In The Silence of the Beasts (1998), Élisabeth de Fontenay was the first to dare to compare—carefully—what passed for incomparable in our Cartesian country: human suffering and animal suffering, the human abattoir and the animal abattoir. Since then there have been the necessary shock videos of the French animal rights organization L214, among others, but it is as if making us aware of our common animality/animal community required a violent assault on human thought, which we hold superior to all others.

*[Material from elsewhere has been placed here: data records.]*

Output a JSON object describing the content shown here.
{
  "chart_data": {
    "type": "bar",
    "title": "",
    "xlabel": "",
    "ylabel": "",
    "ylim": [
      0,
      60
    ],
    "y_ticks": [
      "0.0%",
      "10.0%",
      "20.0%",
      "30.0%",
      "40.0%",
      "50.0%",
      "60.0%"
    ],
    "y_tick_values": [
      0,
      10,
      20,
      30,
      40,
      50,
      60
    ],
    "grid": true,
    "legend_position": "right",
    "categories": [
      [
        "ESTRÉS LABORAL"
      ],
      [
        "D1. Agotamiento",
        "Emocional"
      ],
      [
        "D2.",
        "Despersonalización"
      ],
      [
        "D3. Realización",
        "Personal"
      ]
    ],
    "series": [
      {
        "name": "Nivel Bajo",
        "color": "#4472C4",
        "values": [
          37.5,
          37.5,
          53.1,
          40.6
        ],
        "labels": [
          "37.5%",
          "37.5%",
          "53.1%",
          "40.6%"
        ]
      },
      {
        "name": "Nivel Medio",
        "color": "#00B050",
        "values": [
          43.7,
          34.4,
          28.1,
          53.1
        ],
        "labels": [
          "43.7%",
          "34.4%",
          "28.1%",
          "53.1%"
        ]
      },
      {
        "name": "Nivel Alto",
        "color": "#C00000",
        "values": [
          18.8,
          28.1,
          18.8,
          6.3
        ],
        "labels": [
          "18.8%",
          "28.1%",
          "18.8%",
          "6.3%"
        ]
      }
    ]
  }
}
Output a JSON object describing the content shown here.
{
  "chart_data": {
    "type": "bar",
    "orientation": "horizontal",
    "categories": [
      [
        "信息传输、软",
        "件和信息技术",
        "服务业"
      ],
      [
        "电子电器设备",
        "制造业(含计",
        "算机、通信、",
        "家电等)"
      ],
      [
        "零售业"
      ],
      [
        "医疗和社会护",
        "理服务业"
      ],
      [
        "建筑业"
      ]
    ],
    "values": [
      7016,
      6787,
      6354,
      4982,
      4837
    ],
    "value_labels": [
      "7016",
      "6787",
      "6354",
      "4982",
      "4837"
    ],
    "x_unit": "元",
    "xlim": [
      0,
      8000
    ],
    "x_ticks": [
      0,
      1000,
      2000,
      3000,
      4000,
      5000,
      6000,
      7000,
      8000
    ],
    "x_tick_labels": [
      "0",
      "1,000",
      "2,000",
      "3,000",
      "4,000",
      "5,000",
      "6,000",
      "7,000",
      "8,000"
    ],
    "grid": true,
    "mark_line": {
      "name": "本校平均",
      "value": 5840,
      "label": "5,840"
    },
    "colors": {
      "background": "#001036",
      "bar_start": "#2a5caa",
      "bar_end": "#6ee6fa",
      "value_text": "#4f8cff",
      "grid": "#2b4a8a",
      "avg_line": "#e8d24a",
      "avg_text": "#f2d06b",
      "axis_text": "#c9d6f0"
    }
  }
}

By amputating our lives from other lives, however, by removing their modes of body language and varieties of intelligence from our lives, we will soon shrink our world. We have killed off more than the famous and oft-ridiculed dodo through our actions. Our animal alphabet has also lost, since 2006, the freshwater dolphin of the Yangtze River. Grey’s wallaby, a little two-toned kangaroo, was hunted down to the last one in the 1930s. The Canary Islands Oystercatcher suffered the same fate in the 1940s. The Caribbean monk seal went extinct in the 1950s. The Mexican grizzly bear, in the 1960s: adiós. The Round Island burrowing boa of Mauritius, 1970s, kaput. Soon the right whales in the bay of Biscay, the Indonesian deer-pigs, the Ganges gavial, the Saharan cheetah, the Amur leopard, the Californian red wolf, the Muriqui monkey of the Northern Amazon, the okapi of the Ituri rainforest in the DRC, the hawksbill turtle and still more living and unique creatures will go missing.
And the bestiary of our books is shrinking, and the soundtrack of our nights is fading, and we no longer know—stunned, distraught—what we have lost.